Arthur Chrenkoff has his 15th edition of Good News From Iraq up and there's a ton of it. Just a couple of items from this fortnight's edition:

"Iraq's interim prime minister, Ayad Allawi, has secured assurances from various countries, including the U.K. and Germany, that they would support the cancellation of a large part of Iraq's $120 billion foreign debt burden. However, the pledge was only partial. 'We're not talking about just forgiving debts; we can't be that generous anymore,' said German Chancellor Gerhard Schroeder. 'But we do want to make sure that Iraq's substantial resources aren't used just to pay off debt, but to rebuild the country. We want to contribute to that.'

This is an incredible development that the MSM is evidently dumbfounded by since they've said next to nothing about it. We can be sure that had, say, the Clinton administration secured such a diplomatic coup the media would be chiseling his visage in the side of Mt. Rushmore even as we speak.

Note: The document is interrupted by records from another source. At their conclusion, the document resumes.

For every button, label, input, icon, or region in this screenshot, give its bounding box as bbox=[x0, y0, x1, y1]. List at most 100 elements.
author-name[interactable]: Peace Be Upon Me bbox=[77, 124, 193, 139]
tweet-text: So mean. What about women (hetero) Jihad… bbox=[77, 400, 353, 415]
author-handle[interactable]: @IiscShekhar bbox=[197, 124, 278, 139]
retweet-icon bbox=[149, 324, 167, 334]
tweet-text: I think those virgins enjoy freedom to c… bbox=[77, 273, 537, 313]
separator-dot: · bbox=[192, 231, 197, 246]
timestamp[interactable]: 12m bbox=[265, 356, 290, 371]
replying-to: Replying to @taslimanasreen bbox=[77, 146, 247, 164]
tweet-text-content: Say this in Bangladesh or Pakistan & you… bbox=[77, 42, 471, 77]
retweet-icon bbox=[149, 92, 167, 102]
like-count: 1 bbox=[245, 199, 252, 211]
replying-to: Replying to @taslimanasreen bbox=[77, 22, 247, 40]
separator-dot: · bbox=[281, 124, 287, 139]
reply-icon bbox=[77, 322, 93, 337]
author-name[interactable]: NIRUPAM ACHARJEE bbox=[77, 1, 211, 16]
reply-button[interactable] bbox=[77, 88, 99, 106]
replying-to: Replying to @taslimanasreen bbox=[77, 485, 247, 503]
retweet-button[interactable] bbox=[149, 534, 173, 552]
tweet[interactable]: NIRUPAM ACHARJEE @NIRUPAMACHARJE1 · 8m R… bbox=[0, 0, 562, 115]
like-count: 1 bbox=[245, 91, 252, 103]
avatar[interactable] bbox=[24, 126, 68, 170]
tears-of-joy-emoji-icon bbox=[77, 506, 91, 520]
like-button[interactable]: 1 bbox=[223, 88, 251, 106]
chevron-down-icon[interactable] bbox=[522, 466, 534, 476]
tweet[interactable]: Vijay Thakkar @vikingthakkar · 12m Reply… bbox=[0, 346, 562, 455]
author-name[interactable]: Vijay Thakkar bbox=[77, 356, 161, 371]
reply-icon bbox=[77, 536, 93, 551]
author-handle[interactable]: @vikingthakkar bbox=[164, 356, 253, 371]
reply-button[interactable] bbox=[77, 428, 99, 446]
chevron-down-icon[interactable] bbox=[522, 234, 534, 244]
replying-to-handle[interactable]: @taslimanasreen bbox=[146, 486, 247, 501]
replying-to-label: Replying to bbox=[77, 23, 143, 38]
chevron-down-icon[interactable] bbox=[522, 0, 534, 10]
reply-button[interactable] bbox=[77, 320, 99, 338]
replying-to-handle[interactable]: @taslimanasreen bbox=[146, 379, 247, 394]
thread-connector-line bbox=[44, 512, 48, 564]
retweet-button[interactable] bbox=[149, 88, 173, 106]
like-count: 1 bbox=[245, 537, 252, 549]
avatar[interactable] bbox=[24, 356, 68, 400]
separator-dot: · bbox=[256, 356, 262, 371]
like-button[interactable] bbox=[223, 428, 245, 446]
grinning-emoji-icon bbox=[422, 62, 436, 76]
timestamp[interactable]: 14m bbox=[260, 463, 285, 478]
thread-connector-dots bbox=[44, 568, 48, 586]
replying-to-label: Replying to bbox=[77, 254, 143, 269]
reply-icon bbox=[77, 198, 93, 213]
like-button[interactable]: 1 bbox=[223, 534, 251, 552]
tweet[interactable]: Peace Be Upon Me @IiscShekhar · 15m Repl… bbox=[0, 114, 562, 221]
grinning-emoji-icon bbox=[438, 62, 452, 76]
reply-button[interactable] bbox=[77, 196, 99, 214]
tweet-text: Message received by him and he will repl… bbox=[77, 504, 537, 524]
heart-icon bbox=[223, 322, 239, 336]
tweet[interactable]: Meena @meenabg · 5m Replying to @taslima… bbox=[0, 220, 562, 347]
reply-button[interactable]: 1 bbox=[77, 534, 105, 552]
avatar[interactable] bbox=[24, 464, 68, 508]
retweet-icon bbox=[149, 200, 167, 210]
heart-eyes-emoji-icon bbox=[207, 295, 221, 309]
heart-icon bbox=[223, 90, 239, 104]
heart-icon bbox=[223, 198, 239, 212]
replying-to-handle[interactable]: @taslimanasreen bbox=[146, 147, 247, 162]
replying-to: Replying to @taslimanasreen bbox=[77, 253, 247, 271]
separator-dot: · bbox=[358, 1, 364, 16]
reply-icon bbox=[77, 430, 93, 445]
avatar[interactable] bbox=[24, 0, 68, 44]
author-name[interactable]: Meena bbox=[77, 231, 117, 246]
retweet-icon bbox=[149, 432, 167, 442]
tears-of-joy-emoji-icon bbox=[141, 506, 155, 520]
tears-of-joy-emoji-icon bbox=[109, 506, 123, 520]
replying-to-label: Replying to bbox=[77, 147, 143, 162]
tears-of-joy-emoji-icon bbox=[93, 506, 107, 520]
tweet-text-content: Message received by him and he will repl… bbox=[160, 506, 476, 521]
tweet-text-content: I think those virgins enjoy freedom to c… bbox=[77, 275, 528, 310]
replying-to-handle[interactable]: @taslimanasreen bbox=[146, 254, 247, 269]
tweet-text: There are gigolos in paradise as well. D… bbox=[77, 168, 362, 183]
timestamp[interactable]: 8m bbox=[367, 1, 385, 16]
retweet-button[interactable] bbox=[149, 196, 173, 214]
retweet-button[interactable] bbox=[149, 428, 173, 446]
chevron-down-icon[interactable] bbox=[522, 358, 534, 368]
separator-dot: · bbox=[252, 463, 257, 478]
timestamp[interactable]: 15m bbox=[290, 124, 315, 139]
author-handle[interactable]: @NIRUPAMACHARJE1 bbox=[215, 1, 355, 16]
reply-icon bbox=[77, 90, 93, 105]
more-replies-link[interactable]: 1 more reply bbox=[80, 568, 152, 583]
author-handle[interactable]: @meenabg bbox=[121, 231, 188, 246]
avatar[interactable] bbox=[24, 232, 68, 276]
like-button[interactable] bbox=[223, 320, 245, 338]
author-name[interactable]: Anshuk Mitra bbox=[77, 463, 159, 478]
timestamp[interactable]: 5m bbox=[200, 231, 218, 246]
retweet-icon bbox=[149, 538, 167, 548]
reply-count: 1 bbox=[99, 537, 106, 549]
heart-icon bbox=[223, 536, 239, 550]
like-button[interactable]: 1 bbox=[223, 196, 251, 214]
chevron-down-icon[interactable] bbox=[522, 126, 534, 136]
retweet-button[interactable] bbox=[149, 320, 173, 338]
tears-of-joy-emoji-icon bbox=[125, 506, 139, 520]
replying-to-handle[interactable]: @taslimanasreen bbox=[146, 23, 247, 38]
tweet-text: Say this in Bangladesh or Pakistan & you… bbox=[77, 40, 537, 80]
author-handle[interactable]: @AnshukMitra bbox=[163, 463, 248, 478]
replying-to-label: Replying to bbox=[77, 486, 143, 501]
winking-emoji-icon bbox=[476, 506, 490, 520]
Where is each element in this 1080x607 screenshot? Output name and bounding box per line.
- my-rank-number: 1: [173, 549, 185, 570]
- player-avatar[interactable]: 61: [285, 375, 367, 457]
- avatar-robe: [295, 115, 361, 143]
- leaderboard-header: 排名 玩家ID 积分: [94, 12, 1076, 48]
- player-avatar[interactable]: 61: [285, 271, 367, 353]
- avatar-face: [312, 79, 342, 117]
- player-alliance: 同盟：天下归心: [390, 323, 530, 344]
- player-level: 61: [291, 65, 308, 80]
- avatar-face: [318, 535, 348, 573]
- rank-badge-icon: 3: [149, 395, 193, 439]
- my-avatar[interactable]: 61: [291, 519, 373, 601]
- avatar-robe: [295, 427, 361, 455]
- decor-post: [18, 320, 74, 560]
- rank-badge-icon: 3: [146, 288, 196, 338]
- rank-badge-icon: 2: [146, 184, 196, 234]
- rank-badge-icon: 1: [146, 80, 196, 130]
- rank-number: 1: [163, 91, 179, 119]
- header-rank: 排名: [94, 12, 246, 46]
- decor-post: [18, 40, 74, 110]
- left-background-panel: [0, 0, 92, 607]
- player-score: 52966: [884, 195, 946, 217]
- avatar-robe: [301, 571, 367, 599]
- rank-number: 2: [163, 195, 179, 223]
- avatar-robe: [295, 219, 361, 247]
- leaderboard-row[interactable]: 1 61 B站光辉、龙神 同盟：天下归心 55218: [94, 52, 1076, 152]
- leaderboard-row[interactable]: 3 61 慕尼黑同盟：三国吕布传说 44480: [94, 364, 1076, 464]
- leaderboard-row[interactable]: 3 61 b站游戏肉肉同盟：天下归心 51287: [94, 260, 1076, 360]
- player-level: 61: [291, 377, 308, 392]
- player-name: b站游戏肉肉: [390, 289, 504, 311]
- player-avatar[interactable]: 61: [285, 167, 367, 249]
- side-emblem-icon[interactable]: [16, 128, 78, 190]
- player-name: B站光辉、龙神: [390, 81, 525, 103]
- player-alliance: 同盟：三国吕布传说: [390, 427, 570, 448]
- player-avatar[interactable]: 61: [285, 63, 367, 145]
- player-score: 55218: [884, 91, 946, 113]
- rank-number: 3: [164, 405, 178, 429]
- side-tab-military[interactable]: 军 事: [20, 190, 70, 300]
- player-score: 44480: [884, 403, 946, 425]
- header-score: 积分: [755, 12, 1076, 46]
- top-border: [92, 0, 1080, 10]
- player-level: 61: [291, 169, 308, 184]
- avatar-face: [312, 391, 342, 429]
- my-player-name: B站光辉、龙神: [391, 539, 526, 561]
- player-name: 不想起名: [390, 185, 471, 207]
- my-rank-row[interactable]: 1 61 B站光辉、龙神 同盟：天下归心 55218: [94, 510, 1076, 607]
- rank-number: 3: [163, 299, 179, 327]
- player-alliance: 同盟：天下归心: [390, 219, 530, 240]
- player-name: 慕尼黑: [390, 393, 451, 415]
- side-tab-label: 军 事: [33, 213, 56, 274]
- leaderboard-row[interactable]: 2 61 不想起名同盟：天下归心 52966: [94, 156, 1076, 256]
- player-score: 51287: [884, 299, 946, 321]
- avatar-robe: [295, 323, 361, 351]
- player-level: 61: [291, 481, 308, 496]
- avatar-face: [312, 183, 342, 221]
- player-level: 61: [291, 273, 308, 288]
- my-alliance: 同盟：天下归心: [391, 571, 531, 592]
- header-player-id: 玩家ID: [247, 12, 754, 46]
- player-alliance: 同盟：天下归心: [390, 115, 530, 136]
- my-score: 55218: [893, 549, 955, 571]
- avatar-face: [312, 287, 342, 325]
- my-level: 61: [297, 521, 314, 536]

And there's this from Stan Coerr, a Marine helicopter pilot who went into Iraq in the first wave of the Coalition troops. Coerr reflected recently on the significance and purpose of America's mission:

"For years, you have watched the same large, violent man come home every night, and you have listened to his yelling and the crying and the screams of children and the noise of breaking glass, and you have always known that he was beating his wife and his children. Everyone on the block has known it. You ask, cajole, threaten and beg him to stop, on behalf of the rest of the neighborhood. Nothing works. After listening to it for 13 years, you finally gather up the biggest, meanest guys you can find, you go over to his house, and you kick the door down. You punch him in the face and drag him away. The house is a mess, the family poor and abused - but now there is hope. You did the right thing.

"I can speak with authority on the opinions of both British and American infantry in that place and at that time. Let me make this clear: at no time did anyone say or imply to any of us that we were invading Iraq to rid the country of weapons of mass destruction, nor were we there to avenge 9/11. We knew we were there for one reason: to rid the world of a tyrant, and to give Iraq back to Iraqis."

One cannot reflect upon this report by Chrenkoff, taken in its entirety, without thinking that the United States, despite its historical black marks, is the greatest nation ever to grace this planet, and that the American people, our many shortcomings notwithstanding, are among the greatest people ever to inhabit the earth.